Debuting customer-facing AI before it is properly vetted — and without the proper training and resources — can be a difficult place for organizations to start. By using agent-facing AI first, organizations can achieve the same benefits as resource-heavy chatbot implementations with the confidence that IA can be built up internally before releasing it on the customer side. Once agent-facing AI has been mastered, companies can set their sights on AI-powered chatbots to interact directly with customers.

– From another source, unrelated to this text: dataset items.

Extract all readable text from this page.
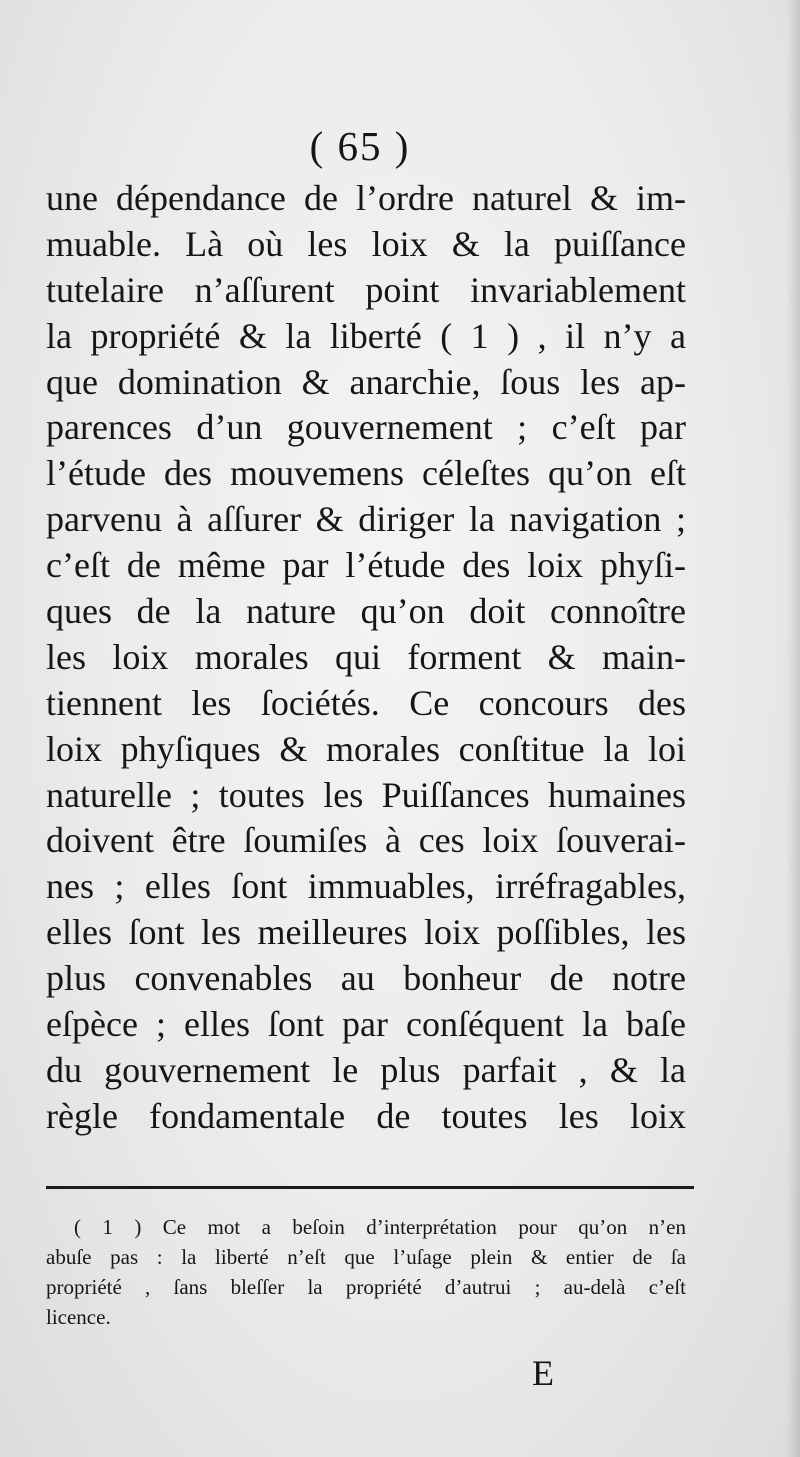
( 65 )
une dépendance de l’ordre naturel & im-
muable. Là où les loix & la puiſſance
tutelaire n’aſſurent point invariablement
la propriété & la liberté ( 1 ) , il n’y a
que domination & anarchie, ſous les ap-
parences d’un gouvernement ; c’eſt par
l’étude des mouvemens céleſtes qu’on eſt
parvenu à aſſurer & diriger la navigation ;
c’eſt de même par l’étude des loix phyſi-
ques de la nature qu’on doit connoître
les loix morales qui forment & main-
tiennent les ſociétés. Ce concours des
loix phyſiques & morales conſtitue la loi
naturelle ; toutes les Puiſſances humaines
doivent être ſoumiſes à ces loix ſouverai-
nes ; elles ſont immuables, irréfragables,
elles ſont les meilleures loix poſſibles, les
plus convenables au bonheur de notre
eſpèce ; elles ſont par conſéquent la baſe
du gouvernement le plus parfait , & la
règle fondamentale de toutes les loix
( 1 ) Ce mot a beſoin d’interprétation pour qu’on n’en
abuſe pas : la liberté n’eſt que l’uſage plein & entier de ſa
propriété , ſans bleſſer la propriété d’autrui ; au-delà c’eſt
licence.
E
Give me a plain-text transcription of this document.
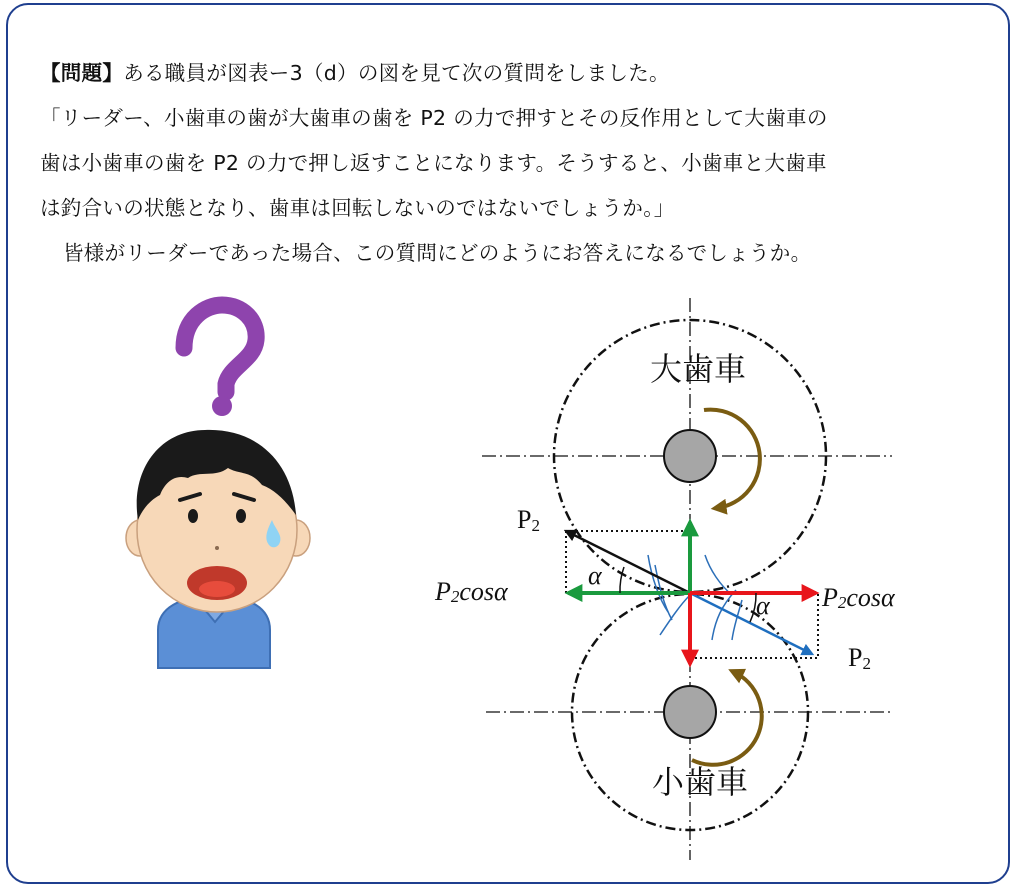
【問題】ある職員が図表ー3（d）の図を見て次の質問をしました。
「リーダー、小歯車の歯が大歯車の歯を P2 の力で押すとその反作用として大歯車の
歯は小歯車の歯を P2 の力で押し返すことになります。そうすると、小歯車と大歯車
は釣合いの状態となり、歯車は回転しないのではないでしょうか。」
皆様がリーダーであった場合、この質問にどのようにお答えになるでしょうか。
大歯車
小歯車
P2
P2
P2cosα	P2cosα
α
α
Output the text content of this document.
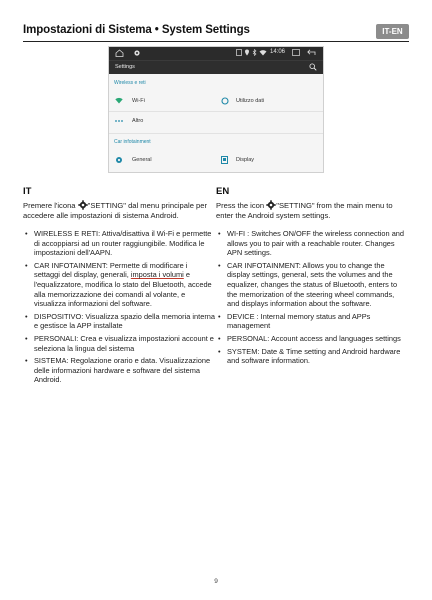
Impostazioni di Sistema • System Settings	IT-EN
14:06
Settings
Wireless e reti
Wi-Fi	Utilizzo dati
Altro
Car infotainment
General	Display
IT

Premere l'icona "SETTING" dal menu principale per accedere alle impostazioni di sistema Android.

• WIRELESS E RETI: Attiva/disattiva il Wi-Fi e permette di accoppiarsi ad un router raggiungibile. Modifica le impostazioni dell'AAPN.
• CAR INFOTAINMENT: Permette di modificare i settaggi del display, generali, imposta i volumi e l'equalizzatore, modifica lo stato del Bluetooth, accede alla memorizzazione dei comandi al volante, e visualizza informazioni del software.
• DISPOSITIVO: Visualizza spazio della memoria interna e gestisce la APP installate
• PERSONALI: Crea e visualizza impostazioni account e seleziona la lingua del sistema
• SISTEMA: Regolazione orario e data. Visualizzazione delle informazioni hardware e software del sistema Android.
EN

Press the icon "SETTING" from the main menu to enter the Android system settings.

• WI-FI : Switches ON/OFF the wireless connection and allows you to pair with a reachable router. Changes APN settings.
• CAR INFOTAINMENT: Allows you to change the display settings, general, sets the volumes and the equalizer, changes the status of Bluetooth, enters to the memorization of the steering wheel commands, and displays information about the software.
• DEVICE : Internal memory status and APPs management
• PERSONAL: Account access and languages settings
• SYSTEM: Date & Time setting and Android hardware and software information.
9
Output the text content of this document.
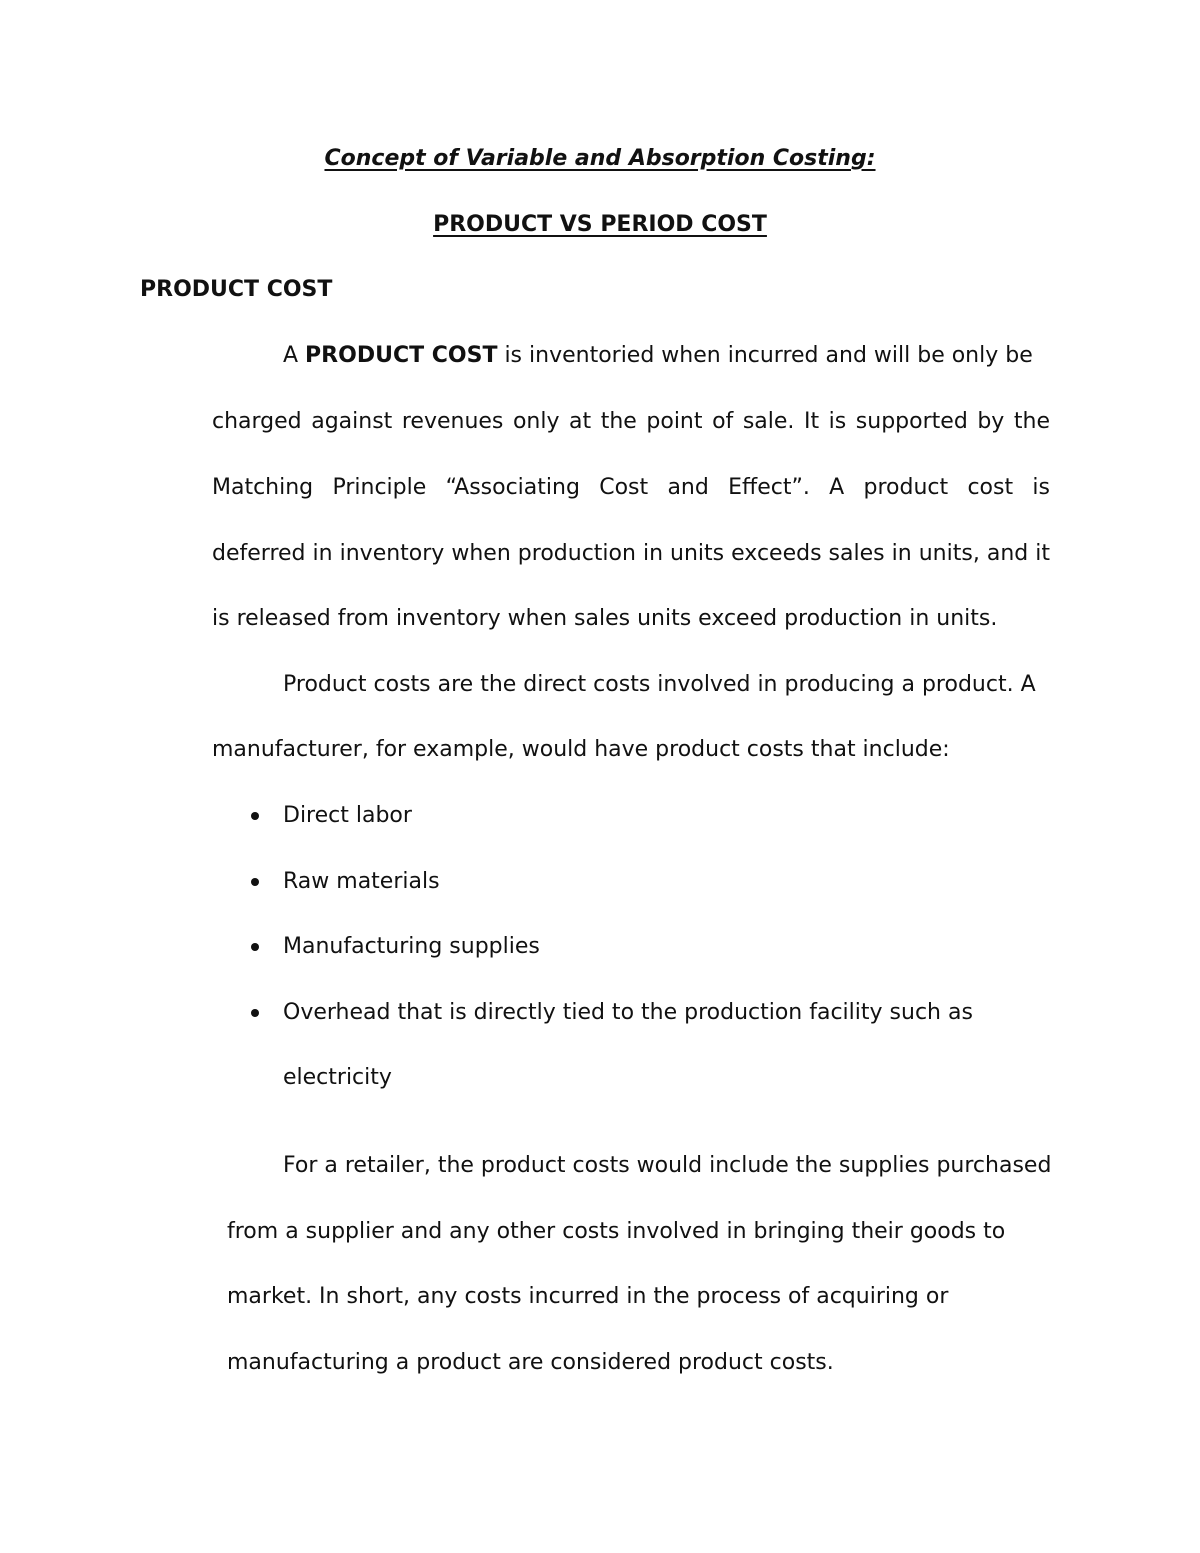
Concept of Variable and Absorption Costing:
PRODUCT VS PERIOD COST
PRODUCT COST
A PRODUCT COST is inventoried when incurred and will be only be
charged against revenues only at the point of sale. It is supported by the
Matching Principle “Associating Cost and Effect”. A product cost is
deferred in inventory when production in units exceeds sales in units, and it
is released from inventory when sales units exceed production in units.
Product costs are the direct costs involved in producing a product. A
manufacturer, for example, would have product costs that include:
Direct labor
Raw materials
Manufacturing supplies
Overhead that is directly tied to the production facility such as
electricity
For a retailer, the product costs would include the supplies purchased
from a supplier and any other costs involved in bringing their goods to
market. In short, any costs incurred in the process of acquiring or
manufacturing a product are considered product costs.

Lastly, organizations should be prioritizing agent-facing AI because it is a valuable tool in the cultural transition of using IA. Rather than trying to replace agents, agent-facing AI helps agents perform their jobs even better. This is made apparent to agents when they have first access to the technology and it is quite literally working with them, not against them.
Agent-facing AI is like a GPS, helping to navigate the unpredictable routes of each customer interaction. While navigating, it can avoid routine and repetitive inquires for the agent, improve performance and job satisfaction and encourage contact center agents to be more open to future IA applications that help them work smarter, not harder.
AI technology created to assist agents should not be the only priority to contact centers, but it should be the first form of AI organizations implement. By bringing AI to the agent, humans and technology can work together to improve customer satisfaction overall.